Empowering through Art
When NEA National Heritage Fellow PJ Hirabayashi left the day-to-day operations of San Jose Taiko in 2011, she had a moment of pause, almost of panic, as she set about reshaping her identity. Along with her husband Roy, she founded the ensemble-based San Jose Taiko in 1973 in the heart of San Jose, California’s Japantown. As third-generation Japanese Americans, the Hirabayashis developed a style of taiko that blended traditional Japanese drumming rhythms with global musical and cultural influences—a mix that expressed their personal and community identities. Now, Hirabayashi was leaving behind the world of ensemble performance to strike out on her own.
“We’re here about community-building,” Hirabayashi said of San Jose Taiko. “[I]t was kind of a brutal awakening actually to even regard myself as an individual artist.”
As Hirabayashi mulled over the path her work could take, she realized that she wanted to continue the vision she had begun with her group of using taiko to connect communities through compassion and mutual respect. Originally a kind of Japanese war drumming, taiko came to North America in the 1960s where it was developed mostly by third-generation Japanese Americans, or sansei, as a way of building and asserting cultural identity. The art form incorporates dance, costumes, singing, and drumming into a performance music that can express the diverse interests of the community that makes it.
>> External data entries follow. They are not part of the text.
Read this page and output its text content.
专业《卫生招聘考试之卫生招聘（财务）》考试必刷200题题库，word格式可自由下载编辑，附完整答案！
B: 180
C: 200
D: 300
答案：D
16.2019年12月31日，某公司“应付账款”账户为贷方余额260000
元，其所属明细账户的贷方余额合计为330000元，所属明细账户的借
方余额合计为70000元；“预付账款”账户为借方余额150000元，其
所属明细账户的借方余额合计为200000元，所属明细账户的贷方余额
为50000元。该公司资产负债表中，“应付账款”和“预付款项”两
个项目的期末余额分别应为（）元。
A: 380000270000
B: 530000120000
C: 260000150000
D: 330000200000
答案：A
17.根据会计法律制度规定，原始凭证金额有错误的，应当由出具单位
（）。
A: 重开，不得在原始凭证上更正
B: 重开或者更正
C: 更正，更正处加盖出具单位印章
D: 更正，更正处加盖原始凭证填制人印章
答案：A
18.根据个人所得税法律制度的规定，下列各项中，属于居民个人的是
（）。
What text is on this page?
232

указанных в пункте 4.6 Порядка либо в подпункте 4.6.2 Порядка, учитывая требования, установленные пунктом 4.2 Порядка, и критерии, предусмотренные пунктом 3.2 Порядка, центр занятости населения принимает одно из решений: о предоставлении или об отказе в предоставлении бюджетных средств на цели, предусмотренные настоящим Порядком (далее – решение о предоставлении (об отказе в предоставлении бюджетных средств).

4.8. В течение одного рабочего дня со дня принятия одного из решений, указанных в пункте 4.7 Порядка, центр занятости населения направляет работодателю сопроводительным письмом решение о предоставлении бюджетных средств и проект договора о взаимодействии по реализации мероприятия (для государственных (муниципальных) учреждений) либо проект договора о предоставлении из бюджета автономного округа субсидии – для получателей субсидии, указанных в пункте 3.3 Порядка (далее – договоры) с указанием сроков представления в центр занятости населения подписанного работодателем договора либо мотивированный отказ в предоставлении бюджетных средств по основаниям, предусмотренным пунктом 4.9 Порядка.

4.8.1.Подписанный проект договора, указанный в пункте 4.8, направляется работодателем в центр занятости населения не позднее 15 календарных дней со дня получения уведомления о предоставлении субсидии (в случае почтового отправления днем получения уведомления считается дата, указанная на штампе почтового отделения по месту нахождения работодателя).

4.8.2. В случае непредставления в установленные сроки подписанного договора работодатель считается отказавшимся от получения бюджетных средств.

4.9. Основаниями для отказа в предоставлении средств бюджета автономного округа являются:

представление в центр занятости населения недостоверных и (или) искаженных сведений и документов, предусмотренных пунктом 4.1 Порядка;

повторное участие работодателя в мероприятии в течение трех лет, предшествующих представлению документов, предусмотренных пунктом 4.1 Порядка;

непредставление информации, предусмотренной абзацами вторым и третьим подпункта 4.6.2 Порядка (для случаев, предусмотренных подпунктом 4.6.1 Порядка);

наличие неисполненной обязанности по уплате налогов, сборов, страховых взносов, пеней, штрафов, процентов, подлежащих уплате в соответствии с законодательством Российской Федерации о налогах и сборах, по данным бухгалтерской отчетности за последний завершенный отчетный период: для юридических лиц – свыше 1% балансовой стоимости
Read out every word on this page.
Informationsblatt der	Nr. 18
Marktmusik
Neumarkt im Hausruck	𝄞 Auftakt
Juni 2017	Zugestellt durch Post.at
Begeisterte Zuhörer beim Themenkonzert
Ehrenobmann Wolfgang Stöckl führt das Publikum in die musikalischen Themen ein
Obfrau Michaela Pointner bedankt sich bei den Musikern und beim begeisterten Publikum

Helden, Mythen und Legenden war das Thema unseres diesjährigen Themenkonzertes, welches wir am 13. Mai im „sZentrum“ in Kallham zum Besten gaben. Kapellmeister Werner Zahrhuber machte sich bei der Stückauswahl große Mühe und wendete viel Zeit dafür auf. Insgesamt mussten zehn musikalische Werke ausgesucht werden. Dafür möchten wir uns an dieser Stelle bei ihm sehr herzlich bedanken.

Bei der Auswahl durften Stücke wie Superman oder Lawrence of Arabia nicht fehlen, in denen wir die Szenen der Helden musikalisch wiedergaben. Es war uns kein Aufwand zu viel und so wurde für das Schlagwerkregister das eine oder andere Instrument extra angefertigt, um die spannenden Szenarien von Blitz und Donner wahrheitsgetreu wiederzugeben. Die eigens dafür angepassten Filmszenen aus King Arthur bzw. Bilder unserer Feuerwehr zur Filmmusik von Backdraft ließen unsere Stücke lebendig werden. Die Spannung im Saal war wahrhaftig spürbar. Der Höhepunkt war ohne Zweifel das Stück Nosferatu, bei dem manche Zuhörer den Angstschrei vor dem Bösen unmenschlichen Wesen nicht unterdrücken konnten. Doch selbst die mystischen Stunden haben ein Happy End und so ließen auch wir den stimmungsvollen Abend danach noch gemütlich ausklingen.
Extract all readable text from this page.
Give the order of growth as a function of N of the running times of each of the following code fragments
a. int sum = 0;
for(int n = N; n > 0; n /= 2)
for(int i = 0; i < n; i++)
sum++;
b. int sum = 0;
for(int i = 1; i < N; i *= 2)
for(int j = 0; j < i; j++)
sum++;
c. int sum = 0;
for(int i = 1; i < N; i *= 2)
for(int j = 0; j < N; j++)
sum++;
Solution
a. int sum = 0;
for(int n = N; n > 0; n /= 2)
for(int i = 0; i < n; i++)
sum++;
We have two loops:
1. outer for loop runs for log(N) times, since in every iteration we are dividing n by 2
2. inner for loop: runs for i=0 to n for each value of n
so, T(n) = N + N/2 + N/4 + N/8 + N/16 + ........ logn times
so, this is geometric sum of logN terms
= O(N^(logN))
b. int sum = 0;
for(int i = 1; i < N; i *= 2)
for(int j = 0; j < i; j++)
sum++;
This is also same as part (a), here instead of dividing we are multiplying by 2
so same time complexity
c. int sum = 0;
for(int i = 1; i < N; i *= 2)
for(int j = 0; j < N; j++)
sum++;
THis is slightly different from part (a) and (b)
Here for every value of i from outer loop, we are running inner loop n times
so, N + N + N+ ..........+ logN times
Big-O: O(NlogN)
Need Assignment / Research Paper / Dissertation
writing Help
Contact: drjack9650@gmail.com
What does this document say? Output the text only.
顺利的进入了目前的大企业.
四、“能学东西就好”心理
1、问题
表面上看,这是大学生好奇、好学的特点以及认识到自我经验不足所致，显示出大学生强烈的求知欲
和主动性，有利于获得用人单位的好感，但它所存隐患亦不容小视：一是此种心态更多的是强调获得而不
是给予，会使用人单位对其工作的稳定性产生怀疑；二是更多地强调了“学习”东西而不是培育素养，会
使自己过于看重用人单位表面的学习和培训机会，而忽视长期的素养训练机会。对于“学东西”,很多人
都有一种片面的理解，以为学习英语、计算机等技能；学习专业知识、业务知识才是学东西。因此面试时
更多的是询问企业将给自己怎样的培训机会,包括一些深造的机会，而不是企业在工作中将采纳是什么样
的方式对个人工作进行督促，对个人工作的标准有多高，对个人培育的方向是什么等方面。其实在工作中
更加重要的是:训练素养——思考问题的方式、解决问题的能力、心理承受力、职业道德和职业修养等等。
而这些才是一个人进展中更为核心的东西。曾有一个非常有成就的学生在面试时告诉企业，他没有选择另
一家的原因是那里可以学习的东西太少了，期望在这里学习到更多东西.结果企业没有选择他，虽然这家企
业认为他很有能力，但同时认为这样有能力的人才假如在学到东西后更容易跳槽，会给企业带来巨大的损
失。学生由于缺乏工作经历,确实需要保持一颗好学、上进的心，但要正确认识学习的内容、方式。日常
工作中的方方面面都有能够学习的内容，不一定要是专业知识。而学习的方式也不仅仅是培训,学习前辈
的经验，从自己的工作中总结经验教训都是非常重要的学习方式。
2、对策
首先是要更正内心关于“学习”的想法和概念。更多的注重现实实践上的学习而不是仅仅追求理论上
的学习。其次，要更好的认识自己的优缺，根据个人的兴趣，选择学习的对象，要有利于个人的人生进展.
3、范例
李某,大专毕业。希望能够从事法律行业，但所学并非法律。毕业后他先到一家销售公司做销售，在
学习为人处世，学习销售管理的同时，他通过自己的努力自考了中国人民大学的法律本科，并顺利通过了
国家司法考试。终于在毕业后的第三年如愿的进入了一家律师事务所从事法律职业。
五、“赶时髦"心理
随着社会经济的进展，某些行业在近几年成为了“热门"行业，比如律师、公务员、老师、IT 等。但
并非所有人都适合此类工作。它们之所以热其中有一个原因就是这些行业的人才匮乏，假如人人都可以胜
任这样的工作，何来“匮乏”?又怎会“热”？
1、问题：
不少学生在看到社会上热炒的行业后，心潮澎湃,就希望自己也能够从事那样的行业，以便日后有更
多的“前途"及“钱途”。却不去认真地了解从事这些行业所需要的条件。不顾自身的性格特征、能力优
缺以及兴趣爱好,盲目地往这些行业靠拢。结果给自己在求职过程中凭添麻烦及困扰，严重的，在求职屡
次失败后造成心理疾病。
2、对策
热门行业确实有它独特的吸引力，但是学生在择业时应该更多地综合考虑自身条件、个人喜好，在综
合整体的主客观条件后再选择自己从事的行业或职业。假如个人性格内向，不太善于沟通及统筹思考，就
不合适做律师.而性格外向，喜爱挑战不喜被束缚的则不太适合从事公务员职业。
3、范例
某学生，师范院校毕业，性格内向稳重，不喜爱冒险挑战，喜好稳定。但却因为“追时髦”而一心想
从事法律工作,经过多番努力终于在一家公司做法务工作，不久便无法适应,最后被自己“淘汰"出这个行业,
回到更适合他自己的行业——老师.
After her retirement—or “rewiring” as she calls it—Hirabayashi began taking classes on how to serve as a peace ambassador, and studied Karen Armstrong’s Charter for Compassion, a document that calls on global citizens and leaders to transcend national, ideological, and religious differences in favor of compassionate thinking and action. As she read the charter, she began to draw parallels between its words and the work that she had helped to build in San Jose Taiko. She began to develop “TaikoPeace,” an initiative that uses taiko to create positive social change in her own life and the lives of other individuals and artists. Her goal is to use art as a tool for inspiration, healing, and ultimately, for peace. The initiative, she said, asks, “As artists, what can we do to initiate the conversation about compassion, unity, and peace?”
Now she is taking this message of compassion and peace abroad with the U.S./Japan Creative Artists Program, which selected Hirabayashi as one of five finalists for 2014.
Begun in 1978, the Creative Artists Program aims to develop a person-to-person collaboration between the United States and Japan, focused on a creative exchange of ideas across borders. Facilitated by the National Endowment for the Arts and the Japan-United States Friendship Commission, the residency program sponsors five artists to live and work in Japan for three months on a project of their choice. The participants begin in Tokyo, where they work with the International House of Japan, but then are free to travel.
As an artist participating in this year’s exchange, Hirabayashi plans to explore taiko’s ability to empower groups that have experienced discrimination in Japan. She realized that her personal journey as a young woman using taiko to wrestle with her Japanese-American cultural identity could apply to others as well—possibly those with whom the tradition began. More importantly, she hopes to work together with victims of discrimination towards using taiko as a force for cross-cultural unity and empowerment.
“I felt that my history of growing up,” she said, “I had really experienced a lot of hardship, individual hardship that made me question my cultural identity. That’s why taiko was so empowering.”
She plans to connect with artists from three communities who use Japanese taiko and to explore how the groups use their art form to empower themselves. The communities that she anticipates working with are the Ainu, a group which experienced a kind of cultural genocide within Japan nearly to the point of extinction, Okinawan artists who live in diasporan communities outside of Okinawa (primarily in the city of Osaka, where Hirabayashi plans to base her work), and the Buraku, a group which created the taiko art form but who live at the bottom of a caste system in Japan, almost like untouchables.
“I’d like to see if there is a commonality of finding that their art form actually help empower them as taiko has empowered me as an individual Japanese American,” Hirabayashi said. “I’d like to see how they use their art form to transcend the racial barriers that are so evident still in our communities, and see how they contend with that, or how do they elevate themselves above that by self-expression? I’d love to meet these artists that have the same passion and goal of using their art forms to transcend boundaries and borders and see if there’s a possibility of collaborating or meeting. That’s my purpose.”
As part of the exchange, she also wants to share her story with these artists and to leave them with a gift of her own in gratitude: a composition she created that blends dance, drumming, and chant as a starting point in creating social change. The composition—called “Ei Ja Nai Ka,” which translates into English as “Isn’t It Good?”—encourages participants to “step out of their own inhibitions” to transcend cultural divisions.
She hopes to connect with these Japanese artists both artistically and personally by using taiko to bridge cultural understanding and build compassion in the style of Karen Armstrong’s Charter. However, she was careful to note that she doesn’t want to confine her expectations. “I would like to create a lot of openness, open space, and not to drive myself to check off my to-do list,” Hirabayashi said about her upcoming exchange. “I find that opportunities actually present themselves in unexpected ways, and that’s what I want to be open to.”